As alterações de cor

A mudança de cor acontece porque as nanopartículas recobertas com anticorpos se aglomeram em torno do vírus no tubo, obviamente se a saliva contiver o vírus. Para altas cargas virais, a mudança é facilmente visível, de vermelho para roxo, em apenas cinco minutos. Para pacientes com carga viral baixa, ou seja, que estejam no início da contaminação, a mudança de cor poderá ser quase imperceptível, podendo suscitar dúvidas devido à dificuldade de verificação. Essa dificuldade foi resolvida pelos pesquisadores, simplesmente fotografando o tubo com o biossensor usando um telefone celular. As fotos são processadas com um aplicativo (app) específico que permite determinar a carga viral, sendo que essa determinação é feita com uso de inteligência artificial para correlacionar imagens à carga viral.

Para o docente e pesquisador do IFSC/USP, Prof. Osvaldo N. Oliveira Jr., que também assina o estudo: “Este método é inovador na medida em que permite diagnosticar a COVID-19 sem usar instrumentos (apenas um telefone celular). É possível facilmente estender o método para outros vírus, bastando alterar o anticorpo”, pontua o pesquisador.

Além de servir para o diagnóstico de COVID-19, o biossensor pode ser usado para verificar se há contaminação de águas com o vírus SARS-CoV-2. Nos testes publicados no artigo científico, comprovou-se a determinação da carga viral em águas colocadas diretamente no tubo contendo as nanopartículas (biossensor), sem necessidade de pré-tratamento. Assim, a tecnologia desenvolvida permite um monitoramento rápido de contaminação ambiental, sem necessitar instrumentos ou operadores especializados para as análises.

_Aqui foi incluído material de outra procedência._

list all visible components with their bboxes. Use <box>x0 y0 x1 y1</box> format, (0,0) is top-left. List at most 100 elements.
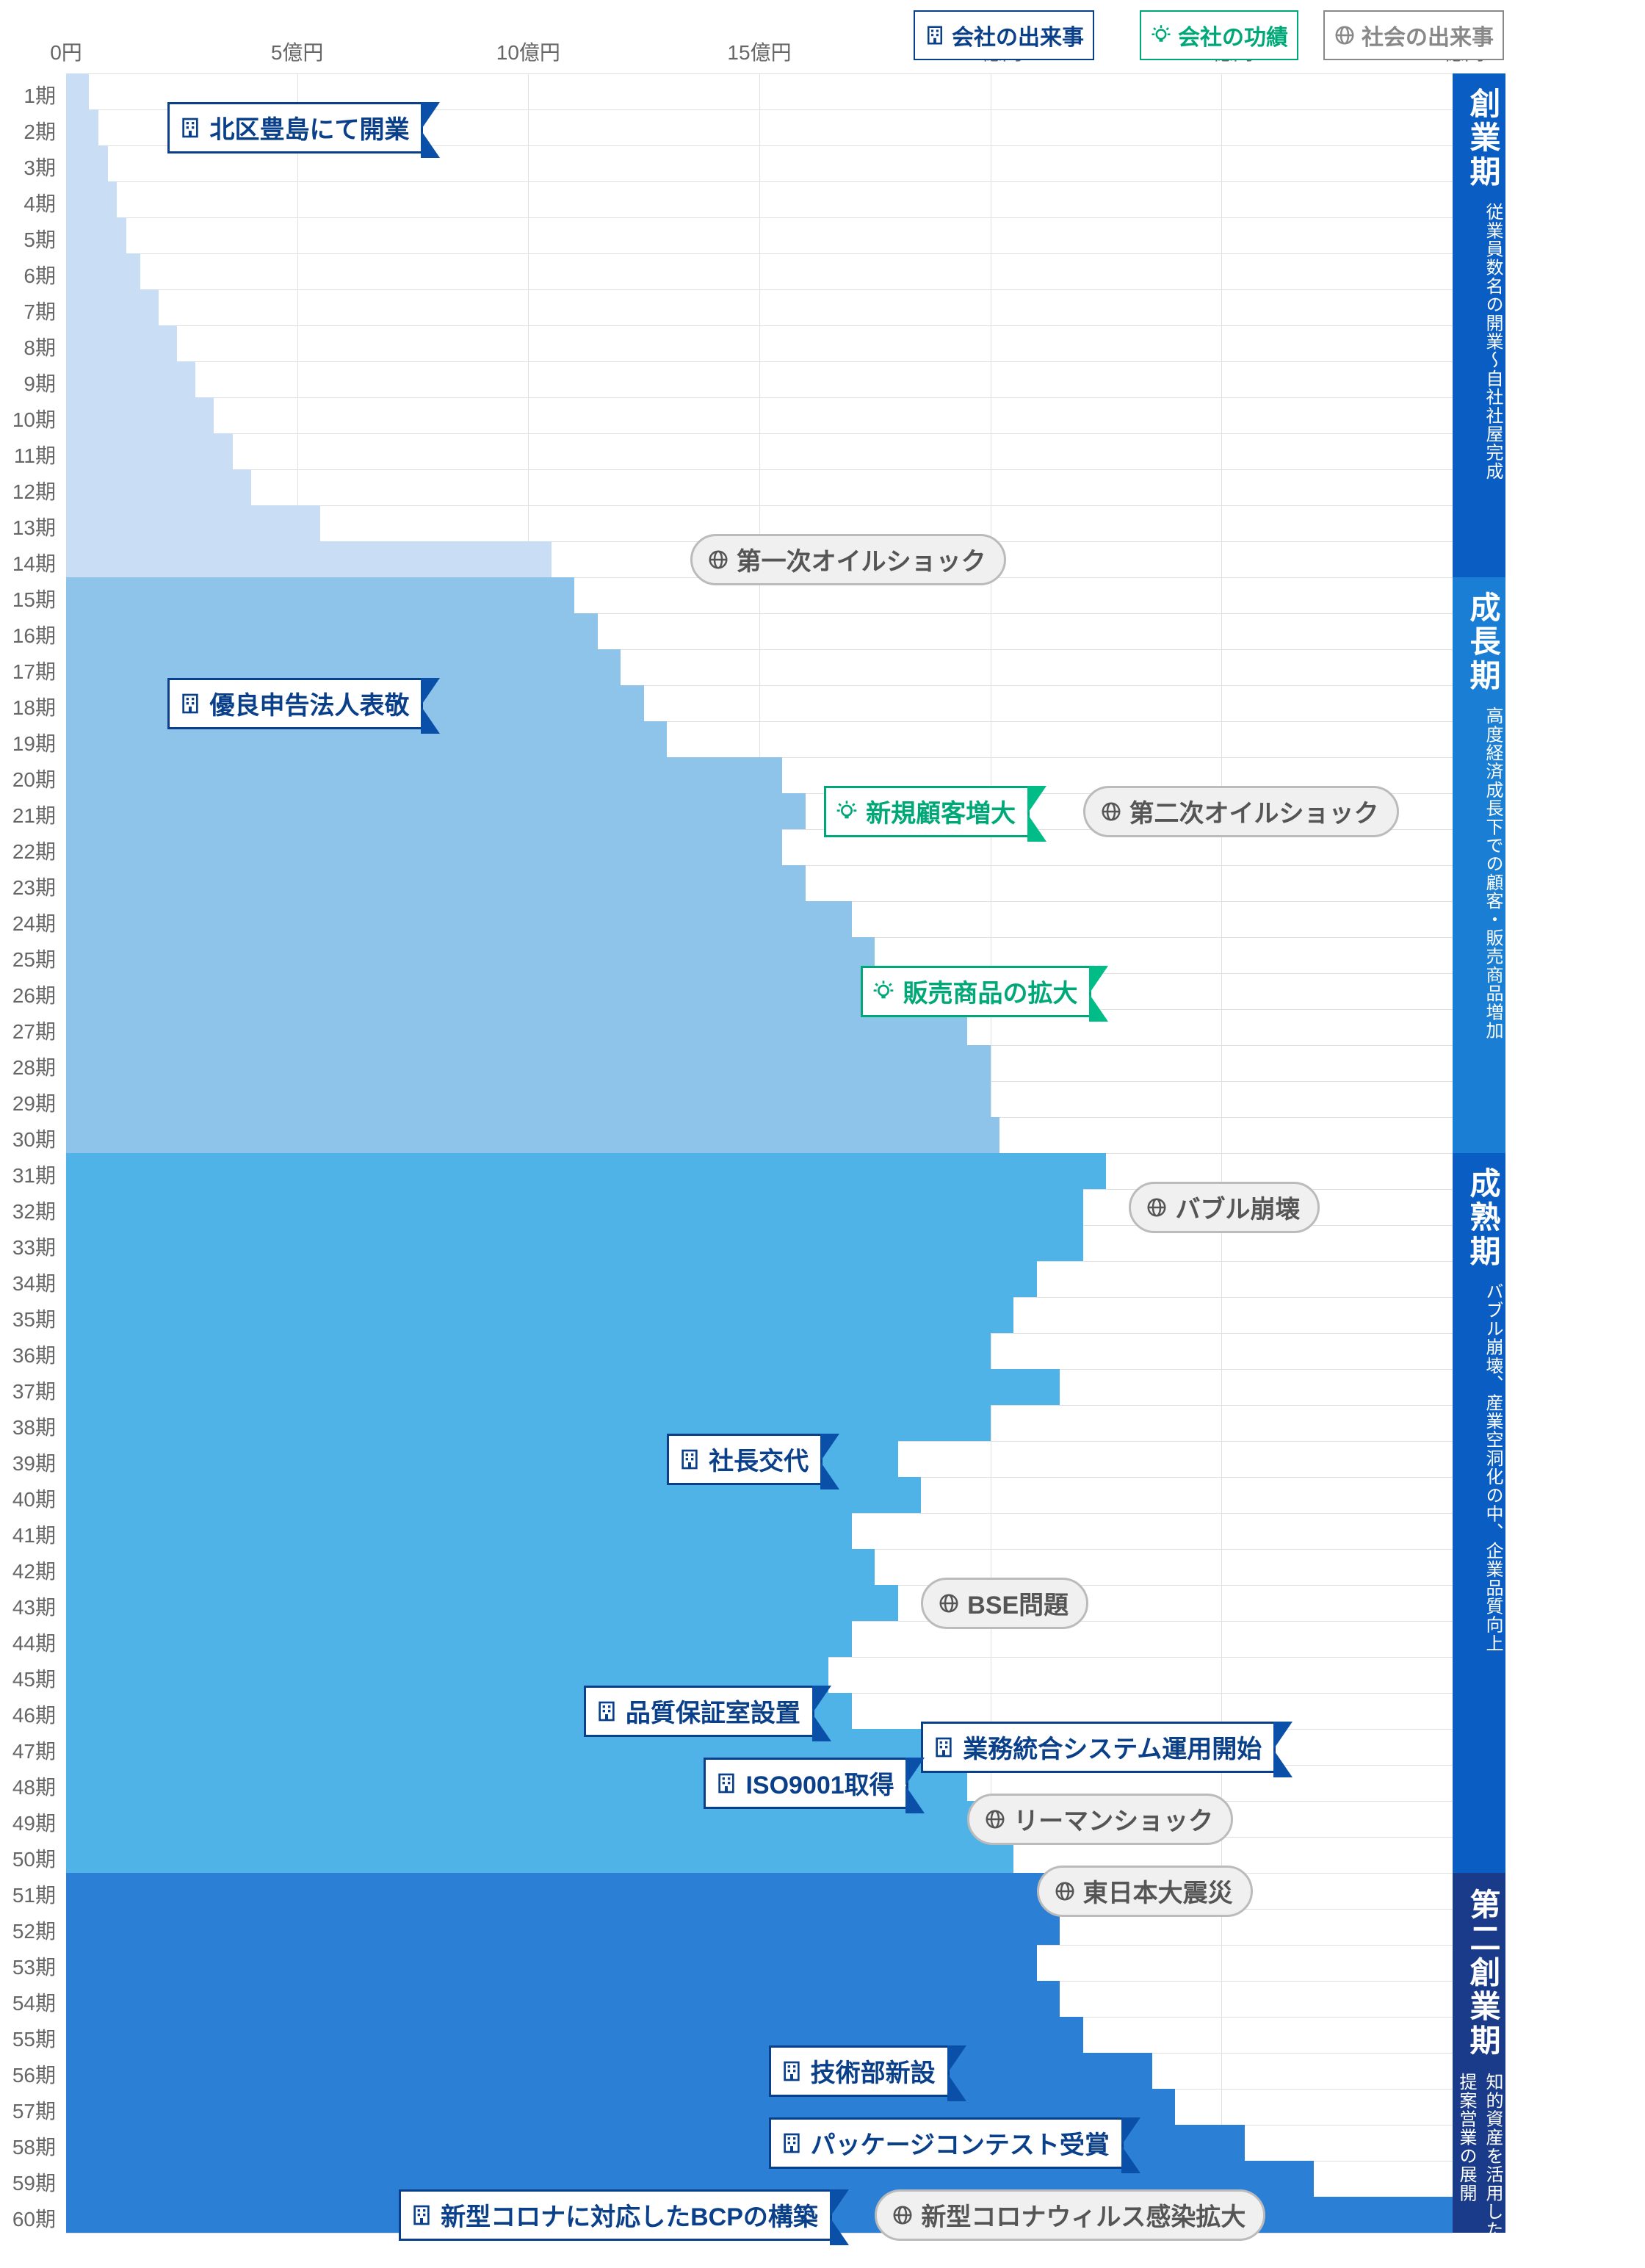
callout-label: 第一次オイルショック <box>737 541 986 577</box>
bar <box>66 325 177 361</box>
bar <box>66 289 159 325</box>
bar <box>66 1333 991 1369</box>
y-tick-label: 59期 <box>0 2167 56 2197</box>
legend-label: 社会の出来事 <box>1362 19 1494 51</box>
y-tick-label: 50期 <box>0 1843 56 1873</box>
y-tick-label: 16期 <box>0 620 56 649</box>
legend-society: 社会の出来事 <box>1323 10 1504 60</box>
y-tick-label: 30期 <box>0 1124 56 1153</box>
bar <box>66 757 782 793</box>
callout-label: リーマンショック <box>1013 1801 1213 1837</box>
callout-company: ISO9001取得 <box>704 1758 908 1809</box>
callout-label: 北区豊島にて開業 <box>209 109 409 145</box>
callout-flag <box>947 2045 966 2101</box>
bar <box>66 937 875 973</box>
callout-label: バブル崩壊 <box>1175 1189 1300 1225</box>
era-subtitle: 知的資産を活用した <box>1479 2073 1505 2239</box>
y-tick-label: 8期 <box>0 332 56 361</box>
society-icon <box>1100 801 1122 823</box>
bar <box>66 541 552 577</box>
y-tick-label: 55期 <box>0 2023 56 2053</box>
y-tick-label: 27期 <box>0 1016 56 1045</box>
x-tick-label: 5億円 <box>239 37 356 66</box>
callout-society: リーマンショック <box>967 1794 1233 1845</box>
callout-society: 東日本大震災 <box>1037 1866 1253 1917</box>
bar <box>66 829 782 865</box>
y-tick-label: 60期 <box>0 2203 56 2233</box>
y-tick-label: 45期 <box>0 1664 56 1693</box>
callout-flag <box>1121 2117 1140 2173</box>
bar <box>66 973 921 1009</box>
bar <box>66 109 98 145</box>
bar <box>66 1549 875 1585</box>
bar <box>66 1297 1013 1333</box>
era-subtitle: バブル崩壊、産業空洞化の中、企業品質向上 <box>1453 1282 1505 1653</box>
bar <box>66 1873 1083 1909</box>
bar <box>66 433 233 469</box>
callout-company: 優良申告法人表敬 <box>167 678 423 729</box>
bar <box>66 1837 1013 1873</box>
bar <box>66 361 195 397</box>
y-tick-label: 47期 <box>0 1736 56 1765</box>
y-tick-label: 29期 <box>0 1088 56 1117</box>
era-title: 創業期 <box>1453 85 1505 191</box>
callout-flag <box>421 102 440 158</box>
y-tick-label: 52期 <box>0 1915 56 1945</box>
y-tick-label: 58期 <box>0 2131 56 2161</box>
bar <box>66 73 89 109</box>
y-tick-label: 23期 <box>0 872 56 901</box>
bar <box>66 1153 1106 1189</box>
bar <box>66 253 140 289</box>
y-tick-label: 5期 <box>0 224 56 253</box>
bar <box>66 1585 898 1621</box>
legend-label: 会社の出来事 <box>952 19 1084 51</box>
y-tick-label: 51期 <box>0 1879 56 1909</box>
y-tick-label: 32期 <box>0 1196 56 1225</box>
callout-society: BSE問題 <box>921 1578 1088 1629</box>
y-tick-label: 7期 <box>0 296 56 325</box>
y-tick-label: 33期 <box>0 1232 56 1261</box>
bar <box>66 1405 991 1441</box>
company-icon <box>178 116 202 140</box>
callout-flag <box>820 1434 839 1489</box>
y-tick-label: 49期 <box>0 1807 56 1837</box>
y-tick-label: 28期 <box>0 1052 56 1081</box>
callout-flag <box>812 1686 831 1741</box>
achieve-icon <box>872 980 895 1003</box>
y-tick-label: 24期 <box>0 908 56 937</box>
bar <box>66 145 108 181</box>
callout-company: 新型コロナに対応したBCPの構築 <box>399 2189 832 2241</box>
bar <box>66 181 117 217</box>
y-tick-label: 34期 <box>0 1268 56 1297</box>
legend-company: 会社の出来事 <box>914 10 1094 60</box>
y-tick-label: 26期 <box>0 980 56 1009</box>
bar <box>66 1225 1083 1261</box>
bar <box>66 1945 1037 1981</box>
callout-label: 東日本大震災 <box>1083 1873 1233 1909</box>
bar <box>66 1045 991 1081</box>
callout-company: 技術部新設 <box>769 2045 950 2097</box>
society-icon <box>1334 24 1356 46</box>
y-tick-label: 56期 <box>0 2059 56 2089</box>
y-tick-label: 44期 <box>0 1628 56 1657</box>
y-tick-label: 20期 <box>0 764 56 793</box>
callout-label: 業務統合システム運用開始 <box>963 1729 1262 1765</box>
bar <box>66 901 852 937</box>
callout-label: 新型コロナに対応したBCPの構築 <box>441 2197 818 2233</box>
society-icon <box>707 549 729 571</box>
bar <box>66 217 126 253</box>
company-icon <box>780 2059 803 2083</box>
y-tick-label: 22期 <box>0 836 56 865</box>
bar <box>66 2053 1152 2089</box>
callout-label: ISO9001取得 <box>745 1765 894 1801</box>
y-tick-label: 53期 <box>0 1951 56 1981</box>
y-tick-label: 9期 <box>0 368 56 397</box>
y-tick-label: 57期 <box>0 2095 56 2125</box>
callout-company: 業務統合システム運用開始 <box>921 1722 1276 1773</box>
company-icon <box>678 1448 701 1471</box>
era-subtitle: 提案営業の展開 <box>1453 2073 1479 2202</box>
company-icon <box>178 692 202 715</box>
y-tick-label: 38期 <box>0 1412 56 1441</box>
y-tick-label: 17期 <box>0 656 56 685</box>
callout-label: BSE問題 <box>967 1585 1069 1621</box>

Prof. Osvaldo Novais de Oliveira Jr.

As pesquisas continuam com testes em voluntários em hospitais de Brasília, cujos resultados são excelentes. Numa bateria de testes, o diagnóstico com o biossensor de nanopartículas teve acerto de 100% em comparação ao padrão de PCR (teste molecular denominado polymerase chain reaction). Este trabalho foi feito no âmbito do projeto da Rede Nanoimunoteste, coordenada pelo Prof. Ricardo Bentes de Azevedo, da Universidade de Brasília (UnB), tendo recebido também os apoios da CAPES, CNPq e FAPESP.

Colaboraram neste estudo pesquisadores das seguintes instituições, cujos nomes se encontram mencionados no artigo científico (VER AQUI).

Instituto de Física de São Carlos (IFSC/USP); Instituto de Química de São Carlos (IQSC/USP); Instituto Nacional de Ciência e Tecnologia de Bioanalítica (INCTBio – Campinas); Instituto de Física “Gleb Wataghin” (UNICAMP); Departamento de Química da Universidade Federal de São Carlos (UFSCar); Laboratório Nacional de Nanotecnologia para a Agricultura (EMBRAPA – Instrumentação); Instituto de Biologia (UNICAMP); Instituto Nacional do Câncer (RJ); Instituto de Ciências Biológicas da Universidade de Brasília (UnB), e Departamento de Física da Universidade del Valle, na Colômbia.